Saturday, November 10, 2007

Bad Monkeys


Bad Monkeys on Amazon.com
Matt Ruff, 2007

Highly recommended.

As a librarian I'm not sure I should admit this, but I picked up Bad Monkeys entirely because of the cover. Talk about leaping out at you from the shelf, the publishers not only gave it a bright yellow, vinyl cover but made it nine and a half inches high by five inches wide. That's an image of a mandrill monkey you see on the front cover, though at first I took it for a Rorschach ink blot.

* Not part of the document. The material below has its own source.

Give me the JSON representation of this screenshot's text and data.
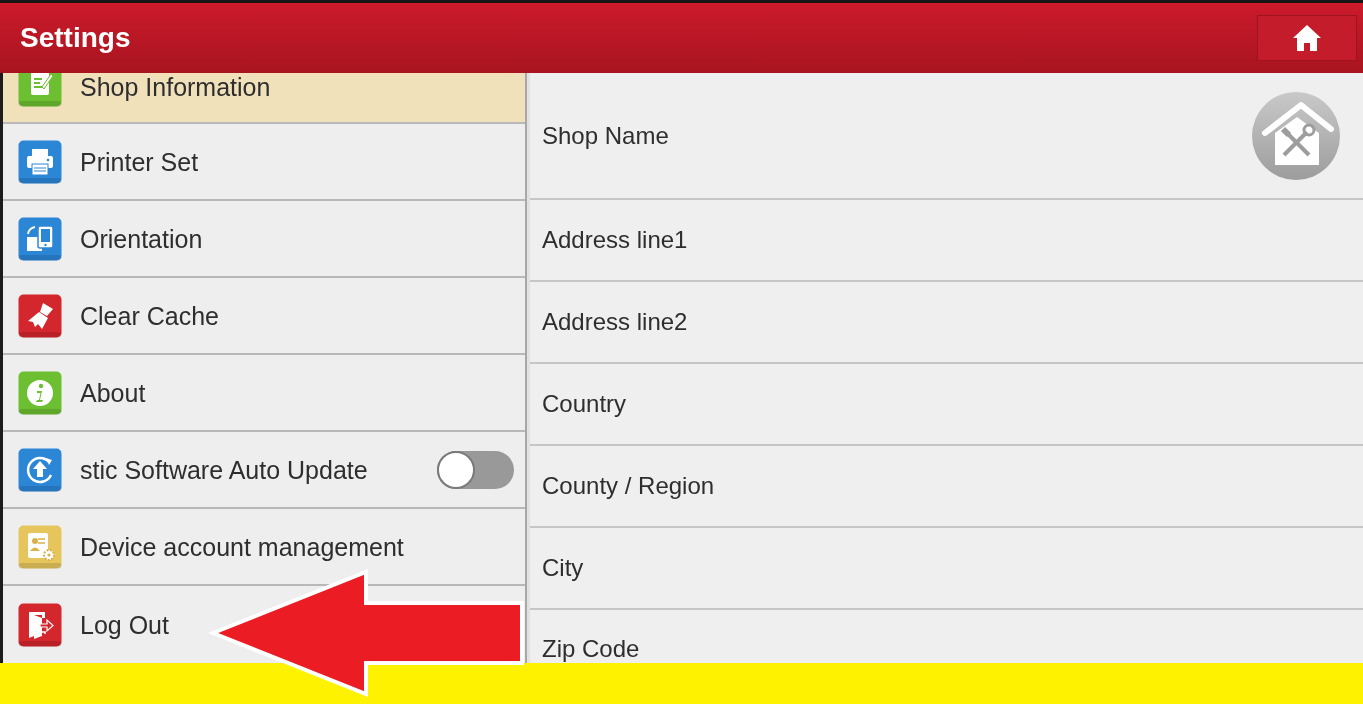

Bad Monkeys has one of my favorite thriller themes, the super secret organization. Jane Charlotte is a member of an organization dedicated to fighting evil. It isn't part of any government, has no fixed location, and is only known as "the organization." The departments within the organization have long and convoluted names. Jane works for the Department for the Final Disposition of Irredeemable Persons, nicknamed Bad Monkeys. The intelligence gathering group is The Department of Ubiquitous Intermittent Surveillance otherwise known as Panopticon.

What's a secret organization fighting evil without an equally secret adversary? the organization is opposed by Mandrill, a group that believes in evil for the sake of evil.

As the book opens, Jane has been arrested for murder and is undergoing an interview to determine her sanity. She told the detectives that arrested her that she is in a secret crime-fighting organization, something not likely to accepted by law enforcement. The verbal sparing between Jane and Dr. Vale is well written and interesting. The present day interview is interspersed with flashbacks as Jane describes her bad girl youth, recruitment into the organization, and the events that led to her capture. Is she really an operative or is she nuts?

The capabilities of the organization are more in the realm of science fiction and I imagine Homeland security would like to have some of their gadgets. Panopticon (see above) not only knows what you read but how often reread certain passages and if you laughed inappropriately (like the Bible story of Sodom and Gomorrah). They literally see and hear everything. That Marlene Dietrich poster above your bed, yep the eyes see what you do. Jane relates a time when she was questioned by Dixon from Malfeasance, the Panopticon subdivision that investigates operatives. They are discussing The Delta of Venus, a copy of which Jane stole when she was twelve.

"It's curious sort of literature, though, isn't it?" Dixon said."for example, the third story in the book - the one entitled `The Boarding School' - concerns a young student at a monastery who is ogled by priests and sexually violated by his classmates ... This is what you consider wholesome erotic entertainment?"
"I don't remember that story."
"Don't you? I'd have thought it was a favorite. According to my records, you read it nineteen times while the book was in your possession."
"According to your records?"
"Library Binding."
Bad Monkeys is a good read if you are partial to this genre as I am. It is well paced and I had a difficult time not finishing it in one sitting. The concepts are intriguing and the action sequences well done. Ruff successfully keeps the reader wondering about Jane through to the end.